Nestlé Health Science funded an initial virtual meeting attended by all authors, in which the unmet needs and subsequent recommendations for OD management were discussed. The opinions, results, and recommendations detailed in this paper are those of the authors, and are independent of funding sources.
OD is common in nursing home (NH) residents, and is defined as the inability to initiate and perform safe swallowing. The long-stay NH resident population has specific characteristics marked by a shorter life expectancy relative to community-dwelling older adults, high prevalence of multimorbidity with a high rate of complications, dementia, frailty, disability, and often polypharmacy. As a result, OD is associated with malnutrition, dehydration, aspiration pneumonia, functional decline, and death. Complications of OD can potentially be prevented with the use of TMDs.
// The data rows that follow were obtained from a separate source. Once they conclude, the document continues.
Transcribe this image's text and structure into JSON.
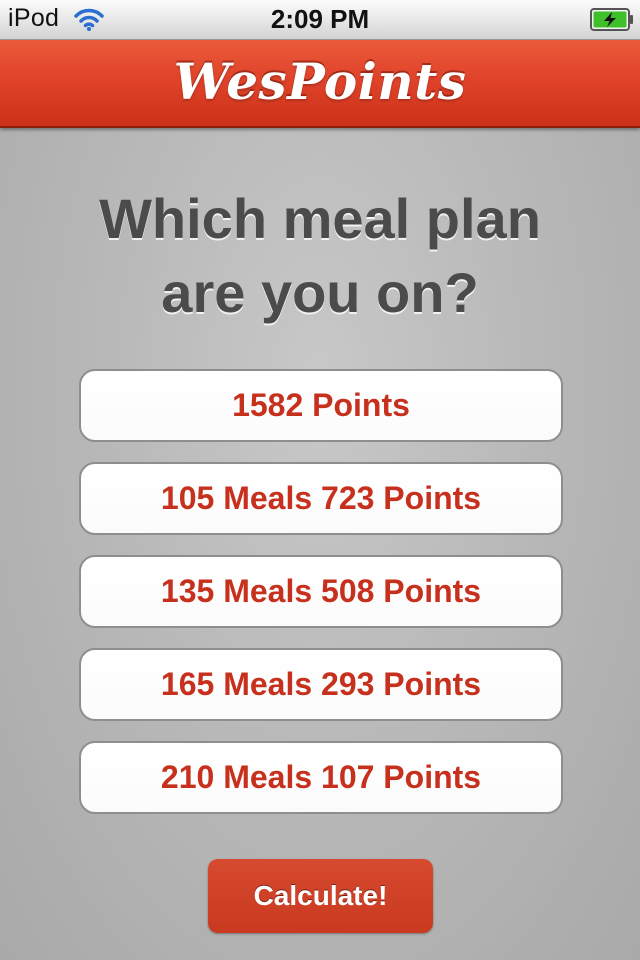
{
  "status_bar": {
    "carrier": "iPod",
    "time": "2:09 PM",
    "wifi_icon": "wifi-icon",
    "battery_icon": "battery-charging-icon"
  },
  "nav": {
    "title": "WesPoints"
  },
  "prompt": {
    "line1": "Which meal plan",
    "line2": "are you on?"
  },
  "plans": [
    "1582 Points",
    "105 Meals 723 Points",
    "135 Meals 508 Points",
    "165 Meals 293 Points",
    "210 Meals 107 Points"
  ],
  "calculate_label": "Calculate!",
  "colors": {
    "accent": "#d7432a",
    "button_text": "#c7301d",
    "question_text": "#4b4b4b"
  }
}
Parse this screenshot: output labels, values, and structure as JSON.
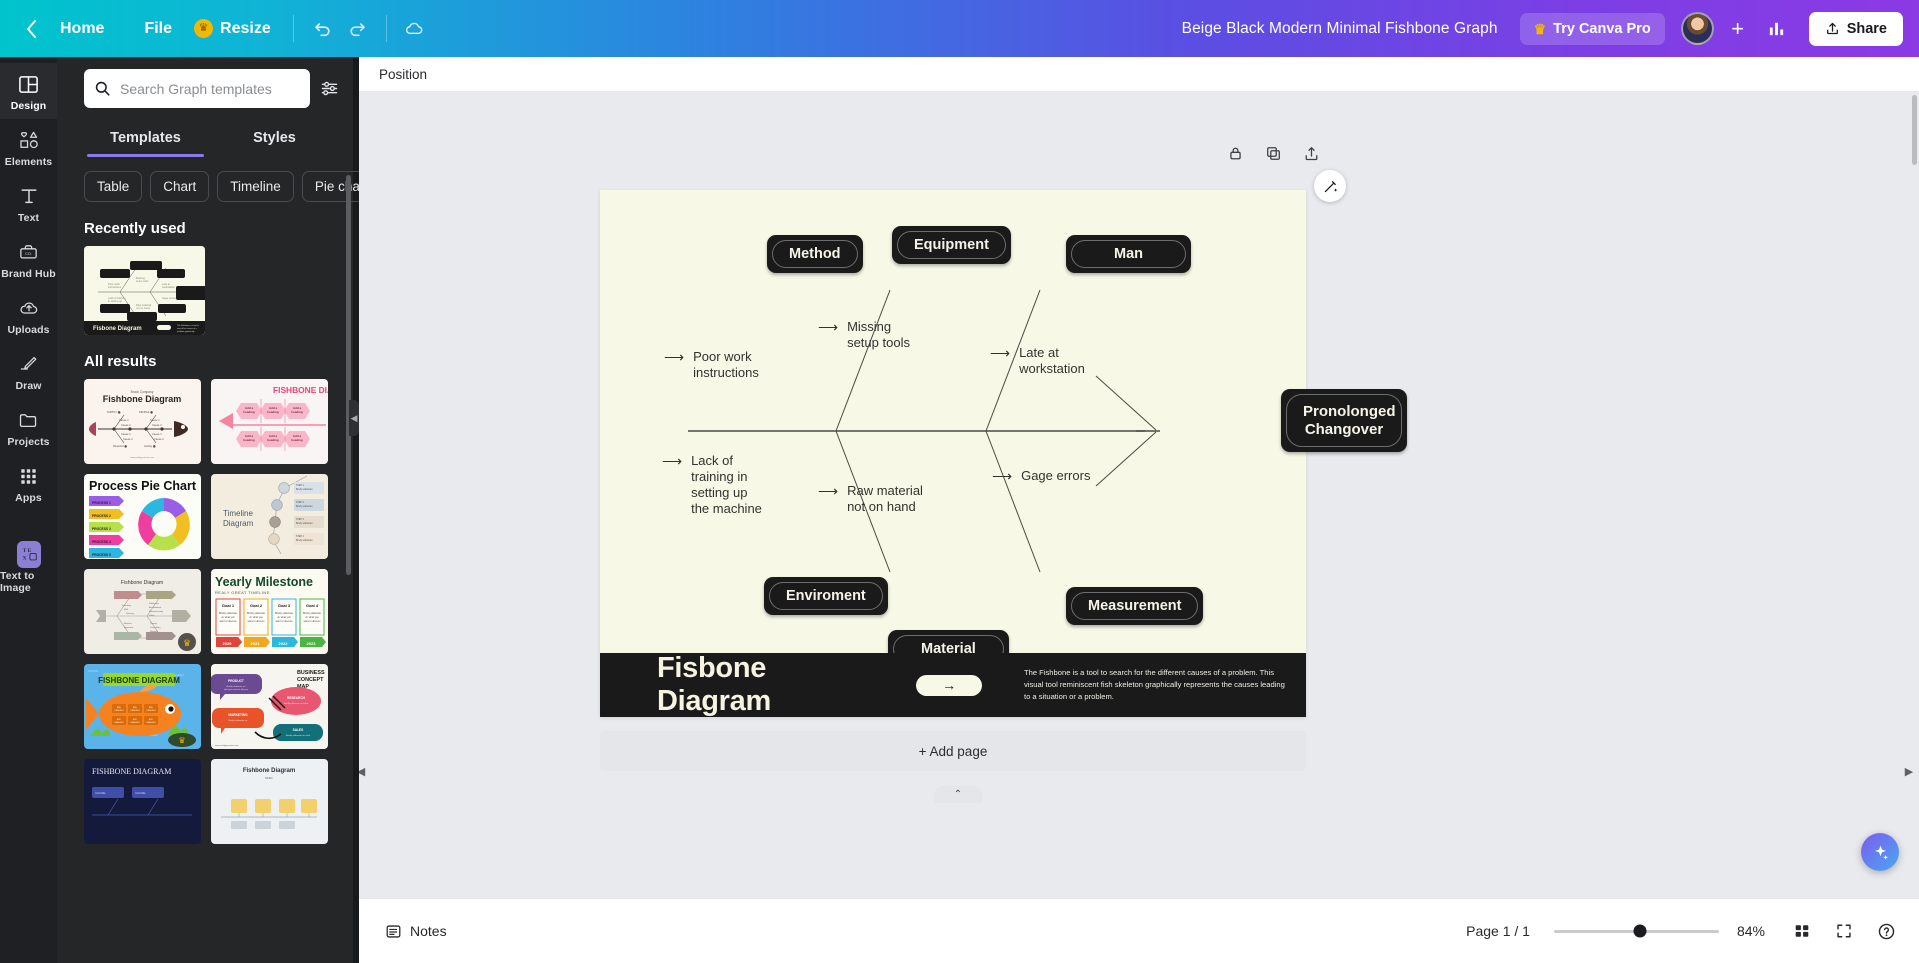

This report presents expert opinion and evidence-informed recommendations for best practice on the nutritional management of OD. It aims to highlight the practice gaps between the evidence-based management of OD and real-world patterns, including inadequate dietary provision and insufficient staff training. In addition, the unmet need for OD screening and improvements in therapeutic diets are explored and discussed.
There is currently limited empirical evidence to guide practice in OD management. Given the complex and heterogeneous population of long-stay NH residents, some 'best practice' approaches and interventions require extensive efficacy testing before further changes in policy can be implemented.
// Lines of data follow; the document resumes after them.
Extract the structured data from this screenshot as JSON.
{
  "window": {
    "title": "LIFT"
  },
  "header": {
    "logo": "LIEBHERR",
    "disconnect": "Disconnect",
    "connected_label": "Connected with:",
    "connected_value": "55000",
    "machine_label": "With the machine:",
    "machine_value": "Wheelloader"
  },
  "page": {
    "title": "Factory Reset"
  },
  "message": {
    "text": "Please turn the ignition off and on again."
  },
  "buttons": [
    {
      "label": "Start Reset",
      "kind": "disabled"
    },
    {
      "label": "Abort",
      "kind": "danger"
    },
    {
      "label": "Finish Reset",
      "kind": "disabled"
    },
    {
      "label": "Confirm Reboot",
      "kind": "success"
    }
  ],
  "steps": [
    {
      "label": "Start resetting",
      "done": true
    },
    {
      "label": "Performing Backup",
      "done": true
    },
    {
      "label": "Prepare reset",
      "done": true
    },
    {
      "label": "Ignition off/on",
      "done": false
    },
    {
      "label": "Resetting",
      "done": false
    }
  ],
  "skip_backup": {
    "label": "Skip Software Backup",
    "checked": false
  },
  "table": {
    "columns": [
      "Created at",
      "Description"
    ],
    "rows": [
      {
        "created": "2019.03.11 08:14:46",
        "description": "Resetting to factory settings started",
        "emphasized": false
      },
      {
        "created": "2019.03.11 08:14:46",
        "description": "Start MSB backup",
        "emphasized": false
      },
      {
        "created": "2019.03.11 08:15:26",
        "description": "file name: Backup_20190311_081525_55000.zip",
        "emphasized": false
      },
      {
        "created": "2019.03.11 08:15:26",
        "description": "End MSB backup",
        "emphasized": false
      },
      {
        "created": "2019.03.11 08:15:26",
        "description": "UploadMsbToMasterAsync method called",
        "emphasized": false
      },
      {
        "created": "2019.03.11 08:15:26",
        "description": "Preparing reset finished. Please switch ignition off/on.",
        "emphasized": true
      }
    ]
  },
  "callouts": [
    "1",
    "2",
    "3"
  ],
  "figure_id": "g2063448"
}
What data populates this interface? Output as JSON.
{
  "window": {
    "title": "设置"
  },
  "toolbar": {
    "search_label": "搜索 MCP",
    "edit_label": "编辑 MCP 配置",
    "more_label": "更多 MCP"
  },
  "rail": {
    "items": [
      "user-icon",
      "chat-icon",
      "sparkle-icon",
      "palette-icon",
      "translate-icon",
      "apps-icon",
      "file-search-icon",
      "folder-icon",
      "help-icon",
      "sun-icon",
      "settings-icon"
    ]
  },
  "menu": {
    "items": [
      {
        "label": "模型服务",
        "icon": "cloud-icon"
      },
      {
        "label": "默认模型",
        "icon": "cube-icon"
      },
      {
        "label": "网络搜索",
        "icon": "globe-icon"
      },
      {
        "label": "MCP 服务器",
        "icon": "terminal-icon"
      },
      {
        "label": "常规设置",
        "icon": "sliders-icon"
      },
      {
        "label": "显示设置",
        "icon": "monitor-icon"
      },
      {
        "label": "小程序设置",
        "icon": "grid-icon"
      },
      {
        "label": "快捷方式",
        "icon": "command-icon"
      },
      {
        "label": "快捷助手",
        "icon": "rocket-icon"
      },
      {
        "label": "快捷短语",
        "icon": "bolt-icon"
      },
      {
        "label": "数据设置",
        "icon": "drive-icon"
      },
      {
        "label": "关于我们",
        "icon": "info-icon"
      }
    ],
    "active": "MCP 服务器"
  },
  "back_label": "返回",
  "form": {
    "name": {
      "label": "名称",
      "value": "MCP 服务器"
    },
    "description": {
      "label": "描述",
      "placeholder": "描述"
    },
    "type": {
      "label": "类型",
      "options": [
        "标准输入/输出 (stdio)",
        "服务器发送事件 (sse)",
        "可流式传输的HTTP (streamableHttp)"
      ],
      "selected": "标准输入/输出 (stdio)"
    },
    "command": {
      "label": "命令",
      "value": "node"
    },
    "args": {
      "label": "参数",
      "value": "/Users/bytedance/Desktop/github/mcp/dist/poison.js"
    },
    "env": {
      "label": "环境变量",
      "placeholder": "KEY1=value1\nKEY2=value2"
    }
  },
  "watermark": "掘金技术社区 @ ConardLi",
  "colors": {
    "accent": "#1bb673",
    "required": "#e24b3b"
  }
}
本文提供了循证医学证据,并在适当情况下提供了经专家审查的建议,适用于长期居住在疗养院内且被规定食用质地改良饮食(TMD)的患者。考虑到这些患者存在吞咽功能恶化或口咽性吞咽困难(OD)、营养不良、脱水、吸入性肺炎以及与 OD 相关的死亡率升高、生活质量较差和治疗费用较高的风险较高。
雀巢健康科学公司资助了一次虚拟会议,所有作者均出席了此次会议,会议讨论了 OD 管理方面的未满足需求和后续建议。本文详细介绍的意见、结果和建议均来自作者,且独立于资金来源。
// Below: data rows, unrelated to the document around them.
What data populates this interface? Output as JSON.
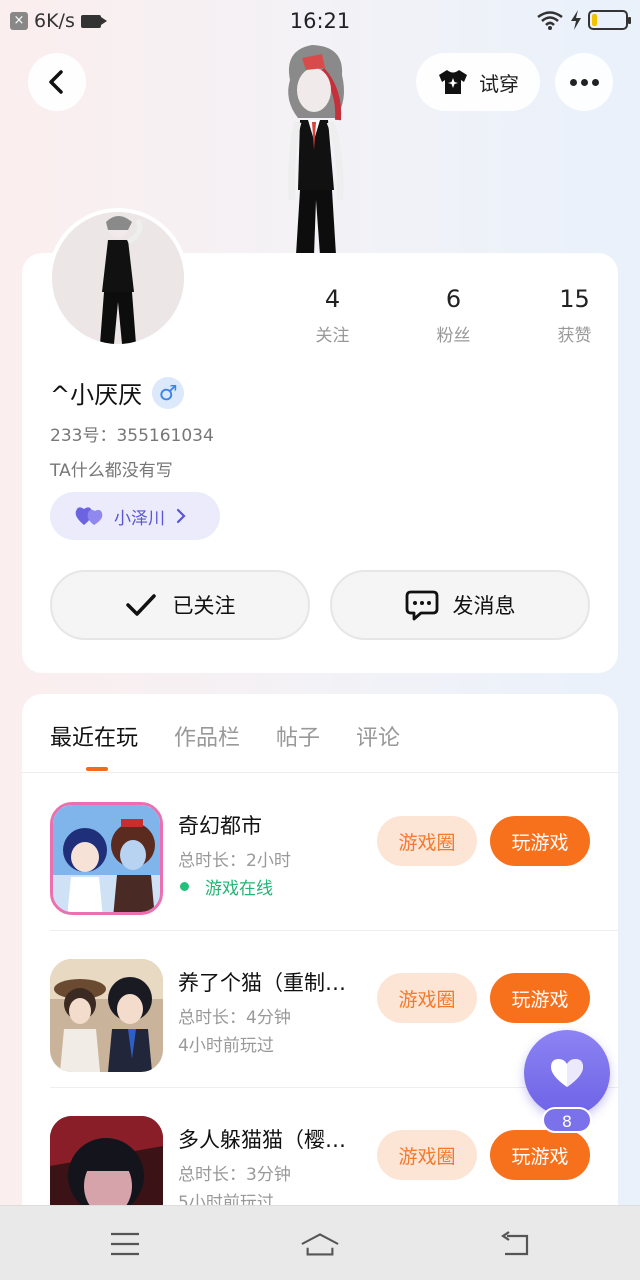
{
  "status_bar": {
    "speed": "6K/s",
    "time": "16:21",
    "battery_level": 0.15
  },
  "header": {
    "tryon_label": "试穿",
    "icons": [
      "back-arrow-icon",
      "tshirt-icon",
      "more-dots-icon"
    ]
  },
  "profile": {
    "stats": [
      {
        "value": "4",
        "label": "关注"
      },
      {
        "value": "6",
        "label": "粉丝"
      },
      {
        "value": "15",
        "label": "获赞"
      }
    ],
    "username": "^小厌厌",
    "gender_symbol": "♂",
    "uid": "233号：355161034",
    "bio": "TA什么都没有写",
    "relation_name": "小泽川",
    "follow_label": "已关注",
    "message_label": "发消息"
  },
  "tabs": [
    {
      "label": "最近在玩",
      "active": true
    },
    {
      "label": "作品栏",
      "active": false
    },
    {
      "label": "帖子",
      "active": false
    },
    {
      "label": "评论",
      "active": false
    }
  ],
  "games": [
    {
      "name": "奇幻都市",
      "duration": "总时长：2小时",
      "status": "游戏在线",
      "online": true,
      "circle_label": "游戏圈",
      "play_label": "玩游戏"
    },
    {
      "name": "养了个猫（重制…",
      "duration": "总时长：4分钟",
      "status": "4小时前玩过",
      "online": false,
      "circle_label": "游戏圈",
      "play_label": "玩游戏"
    },
    {
      "name": "多人躲猫猫（樱…",
      "duration": "总时长：3分钟",
      "status": "5小时前玩过",
      "online": false,
      "circle_label": "游戏圈",
      "play_label": "玩游戏"
    }
  ],
  "like_fab": {
    "count": "8"
  },
  "colors": {
    "accent_orange": "#f7701c",
    "online_green": "#22b573",
    "purple": "#6d63e6"
  }
}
OD 常见于疗养院(NH)居民,其定义为无法开始和安全进行吞咽。长期居住在 NH 的居民人群具有特定特征,其预期寿命比社区居住的老年人更短,患有多种疾病的患病率更高,并发症发生率高,存在痴呆、体弱、残疾和经常服用多种药物的情况。因此,OD 与营养不良、脱水、吸入性肺炎、功能下降和死亡有关。通过使用 TMD 可以预防 OD 并发症。
本报告介绍了关于 OD 营养管理的最佳实践的专家意见和循证医学建议。其旨在突出 OD 基于证据的管理与现实模式之间的实践差距,包括饮食供应不足和员工培训不足。此外,还探讨和讨论了 OD 筛查和治疗饮食改进方面的未满足需求。
目前,OD 管理方面的实践指南主要依赖于有限的经验证据。鉴于长期居住在 NH 的居民人群复杂且具有异质性,一些“最佳实践”方法和干预措施需要在进一步改变政策之前进行广泛的疗效测试。